Whereas DNA stores your genetic information for the long-term and is reproduced only when cells themselves reproduce, RNA molecules must be made frequently, as they are short-lived and play a variety of different roles. Additionally, there are some viruses —including SARS-CoV2, the virus that causes COVID-19 (viral RNA is what the main tests for COVID-19 detect)— that do not have DNA and use RNA as their genetic storage material. While there are no full-fledged life forms known on Earth that contain only RNA and use it for genetic storage, scientists hypothesize that RNA life forms could have existed billions of years ago and that DNA evolved in an RNA world of sorts. Consequently, the discovery of a microorganism, such as a bacterium, that uses RNA and not DNA would be a major milestone in the history of biology.
Now there are many subtypes of RNA, but in your cells there are just three main subtypes. There is messenger RNA (mRNA). Each molecule of mRNA is the RNA version of a set of instructions encoded in DNA. When a gene within DNA is active, strands of mRNA are put together based on the sequence of that DNA gene. This process is called transcription, because the language of DNA is simply copied into a slightly altered form, the language of RNA. This would be analogous to transcribing between British and American English. The other two types of RNA in your cells are transfer RNA (tRNA) and ribosomal RNA (rRNA). There are various types of tRNA and rRNA, they are transcribed from DNA genes just like mRNA, but their job is to help to get messages contained within mRNA translated, that is written into a totally different language, the language of proteins. It is a different language, because proteins are made of building blocks completely different from the building blocks of RNA and DNA. As the embryo-fetus develops within you, cells divide increasingly into daughter cells and the new cells differentiate, meaning that they become more specialized. They turn into bone cells, nervous cells, heart muscle cells, and so forth. For this to happen, various genes within the embryonic or fetal DNA are turned on and off when needed. This, in turn, leads to the tuning up or down the production of various mRNA molecules.

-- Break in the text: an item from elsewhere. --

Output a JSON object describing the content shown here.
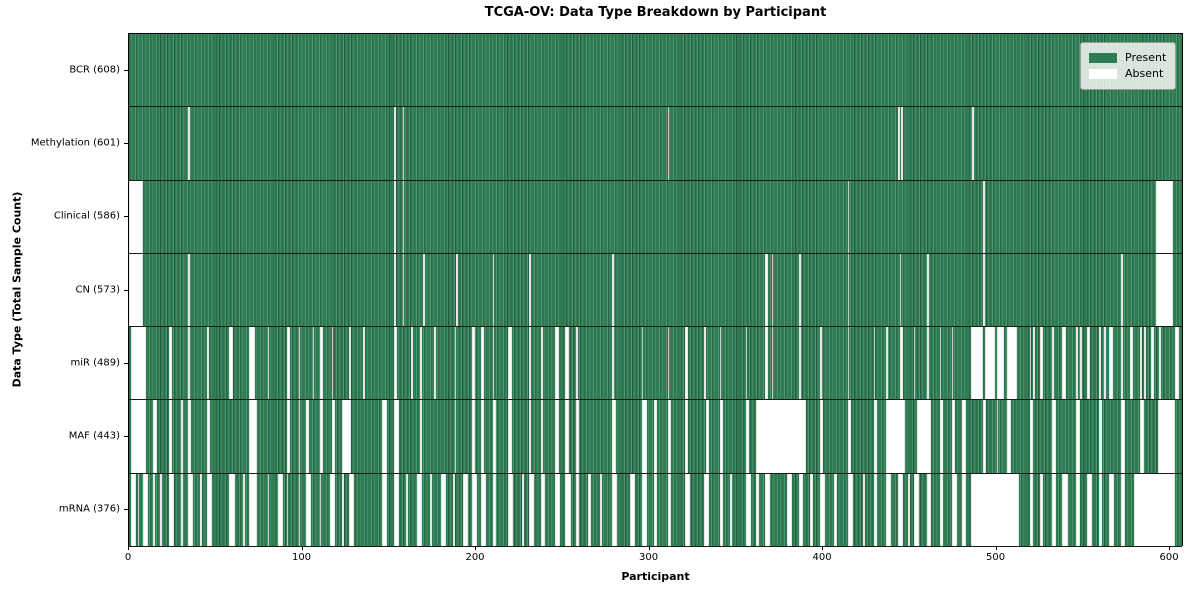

As for COVID-19, RNA has been on center stage, because one of the vaccines showing promise, the Moderna vaccine, is what’s called an mRNA vaccine. This means that the vaccine consists of a strand of mRNA, contained within a carrying vehicle that gets it inside a person’s cells, where its sequence is translated into a protein that the SARS-CoV2 virus has on its surface. In the case of vaccinated people, however, it would be their own cells carrying that protein on their surfaces, resulting in the immune system learning how to recognize that viral protein.